La tarde se había cubierto de neblinas desdibujando las siluetas de los árboles y las montañas; hacían un poco de fresco, corría una brisa produciendo una sensación poco habitual en estos días de verano. Me acosté pronto, dormí toda la noche a pierna suelta. La noche anterior apenas había pegado ojo. La etapa había sido medianamente fuerte para ser el primer día.
Me levanté temprano, serían alrededor de las siete de la mañana. Bajé al bar con al intención de tomar un café y algo de comer. Para mi decepción, estaba cerrado.
La niebla daba al Camino un aspecto mitad misterioso y mitad peligroso; andar por las estrechas carreteras en aquellas circunstancia no dejaba de ser arriesgado a pesar del escaso tráfico de las mismas.
Antes de las ocho y media de la mañana llego a Premoño, me siento en un área de descanso. En este trayecto tan sólo he subido un kilómetro aproximadamente de fuerte repecho. Sigo adelante y al llegar a Peñaflor, son las diez y me detengo; tomo una cerveza, me faltan tres kilómetros para Grado.
En Grado no hay albergue. Estoy sentado en una terraza, en el centro del pueblo, y aparece un peregrino.
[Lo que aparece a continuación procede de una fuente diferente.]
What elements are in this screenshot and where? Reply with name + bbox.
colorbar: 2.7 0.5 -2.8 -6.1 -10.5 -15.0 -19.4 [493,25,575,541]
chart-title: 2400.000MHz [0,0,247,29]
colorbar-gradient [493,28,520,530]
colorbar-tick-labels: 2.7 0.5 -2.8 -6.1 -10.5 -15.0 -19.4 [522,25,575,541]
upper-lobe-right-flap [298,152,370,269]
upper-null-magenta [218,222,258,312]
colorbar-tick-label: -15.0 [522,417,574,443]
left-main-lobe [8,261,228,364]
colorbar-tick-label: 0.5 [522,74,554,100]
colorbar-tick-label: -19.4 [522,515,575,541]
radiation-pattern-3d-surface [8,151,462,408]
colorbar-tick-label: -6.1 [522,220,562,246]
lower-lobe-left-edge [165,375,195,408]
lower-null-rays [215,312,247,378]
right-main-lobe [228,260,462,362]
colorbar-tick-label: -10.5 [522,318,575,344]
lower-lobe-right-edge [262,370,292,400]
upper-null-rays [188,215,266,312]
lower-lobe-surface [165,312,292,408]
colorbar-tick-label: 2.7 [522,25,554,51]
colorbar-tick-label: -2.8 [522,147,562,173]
Ya lo conocía de los días anteriores, es un toledano con el que hago amistad.
Hasta ahora las primeras etapas, sin dejar de tener una cierta dureza, son asumibles. Estamos en tierras de relieve montañoso con todo lo que eso significa; subidas y bajadas a los valles, paisajes hermosos...
Charlo con mi amigo toledano y le comento que la opción que me parece mejor es ir hasta Cabruñana aunque eso signifique desviarnos unos kilómetros del Camino. Al final es la decisión que tomamos.
El albergue de Cabruñana está bien, incluso nos ofrecen utilizar una lavadora para lavar nuestras ropas. Junto al albergue, donde se recogen las llaves y se sella la credencial, está un bar en el que se come bien.